What metrics, reports, or strategies should a security professional utilize to communicate the value to the board? Or is the mode of “presenting to the board” a damaged approach?
Check out this post for the discussion that is the basis of our conversation on this week’s episode co-hosted by me, David Spark (@dspark), the producer of CISO Series and Allan Alford (@AllanAlfordinTX). Our guest is Barry Caplin (@bcaplin), executive leadership partner, Gartner.
Thanks to this week’s podcast sponsor, Anomali
Got feedback? Join the conversation on LinkedIn.
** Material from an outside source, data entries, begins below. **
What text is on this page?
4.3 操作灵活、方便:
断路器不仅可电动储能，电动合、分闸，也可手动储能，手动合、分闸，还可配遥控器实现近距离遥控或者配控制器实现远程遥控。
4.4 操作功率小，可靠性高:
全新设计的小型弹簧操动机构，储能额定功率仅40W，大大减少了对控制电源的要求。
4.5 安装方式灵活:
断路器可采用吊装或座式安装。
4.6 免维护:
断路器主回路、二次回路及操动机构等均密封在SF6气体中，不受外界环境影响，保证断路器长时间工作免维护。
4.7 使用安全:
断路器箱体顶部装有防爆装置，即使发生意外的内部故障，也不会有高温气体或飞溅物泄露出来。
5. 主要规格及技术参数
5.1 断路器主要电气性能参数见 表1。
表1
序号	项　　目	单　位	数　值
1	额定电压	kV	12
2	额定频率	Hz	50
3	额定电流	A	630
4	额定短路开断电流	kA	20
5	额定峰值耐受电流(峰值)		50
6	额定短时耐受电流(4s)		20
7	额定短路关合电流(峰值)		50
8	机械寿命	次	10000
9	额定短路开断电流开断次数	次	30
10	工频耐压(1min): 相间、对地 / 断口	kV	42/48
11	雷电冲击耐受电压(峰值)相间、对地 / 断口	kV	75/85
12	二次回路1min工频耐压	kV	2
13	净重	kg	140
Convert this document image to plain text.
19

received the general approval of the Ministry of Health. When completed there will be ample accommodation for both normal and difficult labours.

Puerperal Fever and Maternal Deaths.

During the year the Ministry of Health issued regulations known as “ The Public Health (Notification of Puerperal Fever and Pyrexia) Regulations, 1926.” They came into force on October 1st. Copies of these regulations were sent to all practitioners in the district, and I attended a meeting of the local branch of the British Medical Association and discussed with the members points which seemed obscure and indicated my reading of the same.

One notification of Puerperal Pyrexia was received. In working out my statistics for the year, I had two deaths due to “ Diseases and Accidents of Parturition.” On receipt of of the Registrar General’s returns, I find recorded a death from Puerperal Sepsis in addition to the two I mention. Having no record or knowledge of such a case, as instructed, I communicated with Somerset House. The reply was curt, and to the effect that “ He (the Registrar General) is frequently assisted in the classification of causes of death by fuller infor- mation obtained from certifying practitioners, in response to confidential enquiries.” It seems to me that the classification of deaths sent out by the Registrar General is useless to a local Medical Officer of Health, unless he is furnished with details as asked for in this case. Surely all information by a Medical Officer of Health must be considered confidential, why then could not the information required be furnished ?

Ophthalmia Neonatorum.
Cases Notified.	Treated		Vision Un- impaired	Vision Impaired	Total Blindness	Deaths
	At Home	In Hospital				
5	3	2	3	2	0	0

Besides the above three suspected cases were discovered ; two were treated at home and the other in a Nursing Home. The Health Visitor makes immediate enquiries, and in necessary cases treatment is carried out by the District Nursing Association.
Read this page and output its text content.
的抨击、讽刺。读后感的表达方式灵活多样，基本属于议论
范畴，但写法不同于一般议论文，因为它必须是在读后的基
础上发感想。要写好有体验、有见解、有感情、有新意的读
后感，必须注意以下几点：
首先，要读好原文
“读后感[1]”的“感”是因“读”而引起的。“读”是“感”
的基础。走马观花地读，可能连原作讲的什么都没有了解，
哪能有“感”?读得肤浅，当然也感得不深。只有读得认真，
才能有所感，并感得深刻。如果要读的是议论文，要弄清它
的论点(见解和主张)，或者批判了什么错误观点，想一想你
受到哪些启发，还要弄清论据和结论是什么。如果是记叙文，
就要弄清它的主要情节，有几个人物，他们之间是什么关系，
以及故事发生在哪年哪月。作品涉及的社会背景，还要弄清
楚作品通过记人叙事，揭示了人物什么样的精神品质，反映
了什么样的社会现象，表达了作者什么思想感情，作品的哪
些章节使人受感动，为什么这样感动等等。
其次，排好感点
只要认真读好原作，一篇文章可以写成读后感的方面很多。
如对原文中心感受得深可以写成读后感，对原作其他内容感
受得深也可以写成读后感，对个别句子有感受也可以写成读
On this episode of Defense in Depth, you’ll learn:
- A conversation with the board begins with a discussion of what risk is. But getting that information out of the board is far from a simple task. Vague answers are not helpful.
- Here’s NACD Director’s Handbook on Cyber-Risk Oversight
- Metrics are of value to the board, but avoid offering up tactical metrics. Instead, utilize strategic metrics.
- Once risk appetite is understood and agreed upon, then it’s appropriate to begin a discussion of the security program’s maturity.
- Caplin recommends a four-slide presentation for the board:
- Where we were, problem areas identified per risk and maturity.
- What we spent and a bit of why we spent.
- Where we are now (metrics come into play here). Best to show how much progress you’ve made in implementing security programs.
- Where we want to go next, and what the next ask is.
- If you’re going to show a metric, it should answer a very specific question for the board.
- If you are going to show one metric, the most popular one is dwell time or the time between when an attack happens, when you discover it, and when it’s remediated.
- The one metric of dwell time provides a lot of information as to the maturity of a CISO’s security program as it coincides with its ability to respond to incidents.
- Some CISOs aim for a storytelling approach completely avoiding metrics because metrics have unfortunately led the board down the wrong path. It’s either the wrong metrics, too detailed of a metric, or metrics not tied to business risk or to a maturity model.